Accordingly, the CCI concluded that both the Lenskart and Care transactions were eligible for exemption under Rule 3 of the Exemption Rules and therefore did not require notification under Section 6(2) of the Competition Act.
CCI publishes much awaited AI Market Study (Report released 6 October 2025)
The CCI has released its long-awaited Market Study on Artificial Intelligence (AI) and Competition Law (Report), marking India’s first comprehensive review of AI’s implications for competition policy. The study reflects a measured and cooperative approach, favouring advocacy, self-regulation, and capacity building over immediate legislative intervention.
While echoing global concerns about concentration of AI infrastructure, algorithmic collusion, and data-driven market power, the CCI stops short of recommending new regulatory tools. Instead, it calls for voluntary self-audit mechanisms, enhanced transparency in algorithmic operations, and public investment in open-source and non-personal data infrastructure to level the playing field for smaller AI developers.
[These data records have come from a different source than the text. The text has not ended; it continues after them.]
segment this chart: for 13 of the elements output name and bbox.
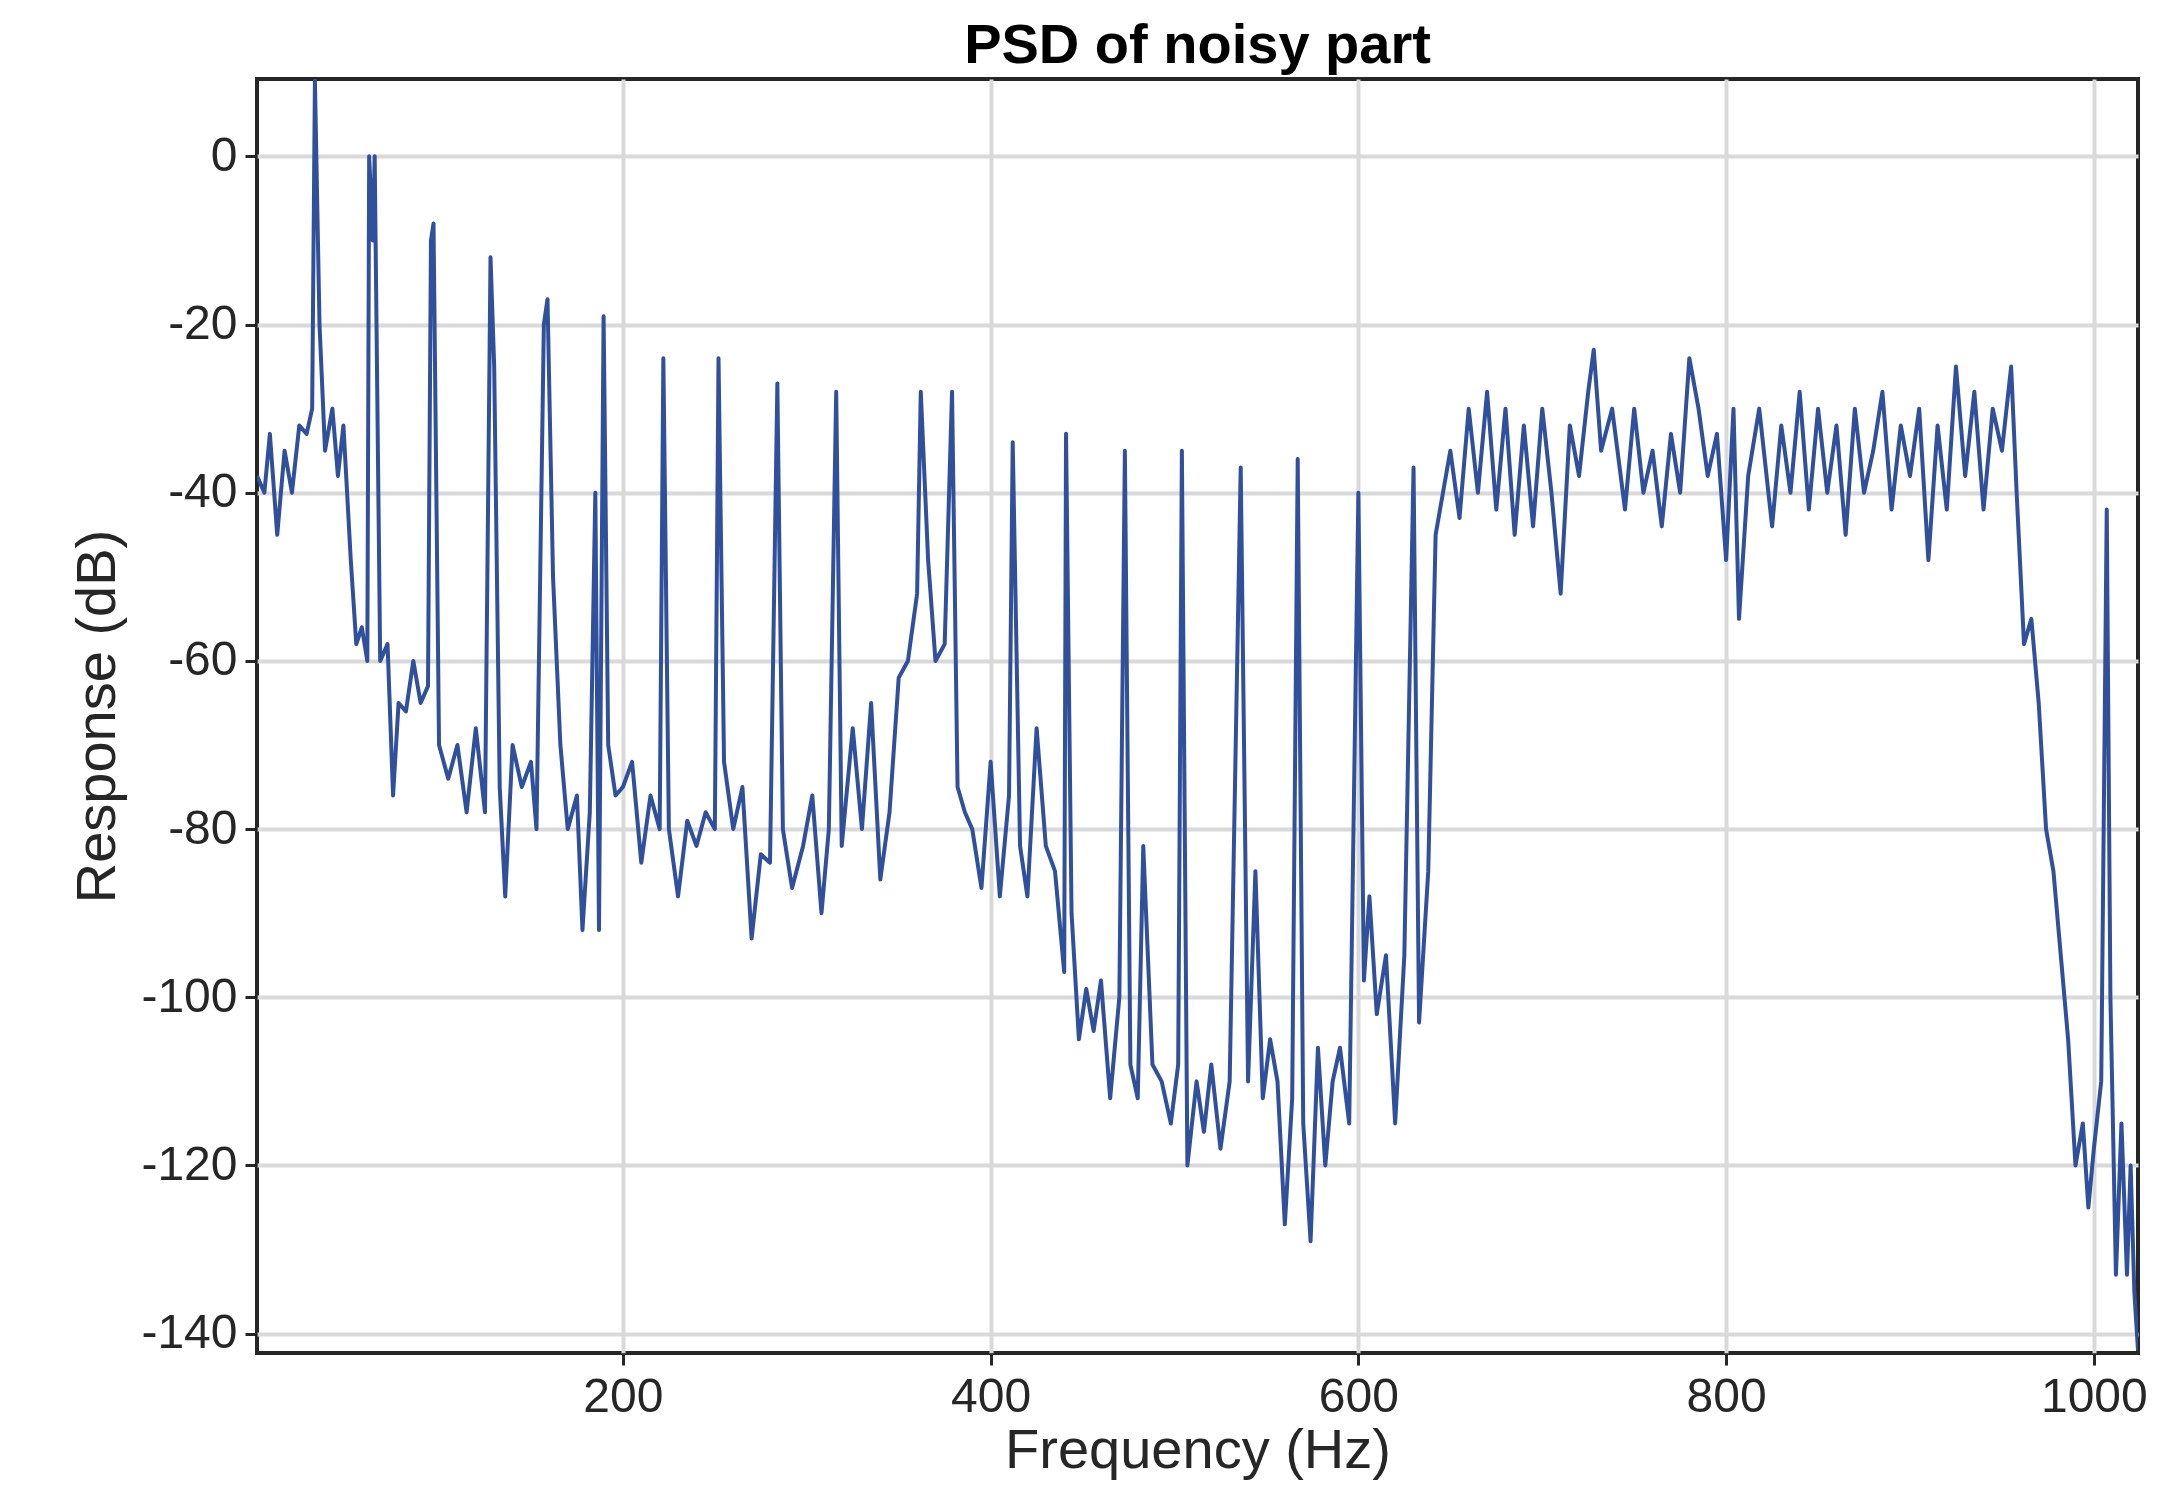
y-tick-label: -100 (141, 968, 238, 1022)
y-tick-label: -120 (141, 1136, 238, 1190)
y-tick-label: -80 (168, 800, 238, 854)
x-tick-label: 200 (583, 1368, 664, 1422)
y-axis-title: Response (dB) (64, 529, 128, 904)
y-tick-label: 0 (210, 127, 238, 181)
y-tick-label: -60 (168, 632, 238, 686)
y-tick-label: -40 (168, 464, 238, 518)
y-tick-label: -140 (141, 1305, 238, 1359)
chart-title: PSD of noisy part (964, 12, 1431, 75)
x-tick-label: 800 (1686, 1368, 1767, 1422)
x-tick-label: 1000 (2040, 1368, 2148, 1422)
y-tick-label: -20 (168, 296, 238, 350)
Notably, the Report situates India within the Asian school of “soft regulation”, aligning with jurisdictions such as Singapore and Japan that prioritise innovation and market monitoring before introducing prescriptive AI rules. The CCI also underscores the need for institutional readiness, signalling that it intends to build expertise and stakeholder dialogue before considering any ex-ante framework for AI markets.
In essence, the CCI’s Report is a statement of intent—regulation through persuasion, not prohibition. It indicates that the regulator’s immediate focus lies in developing understanding, guiding industry conduct, and encouraging compliance-led governance in AI-driven markets.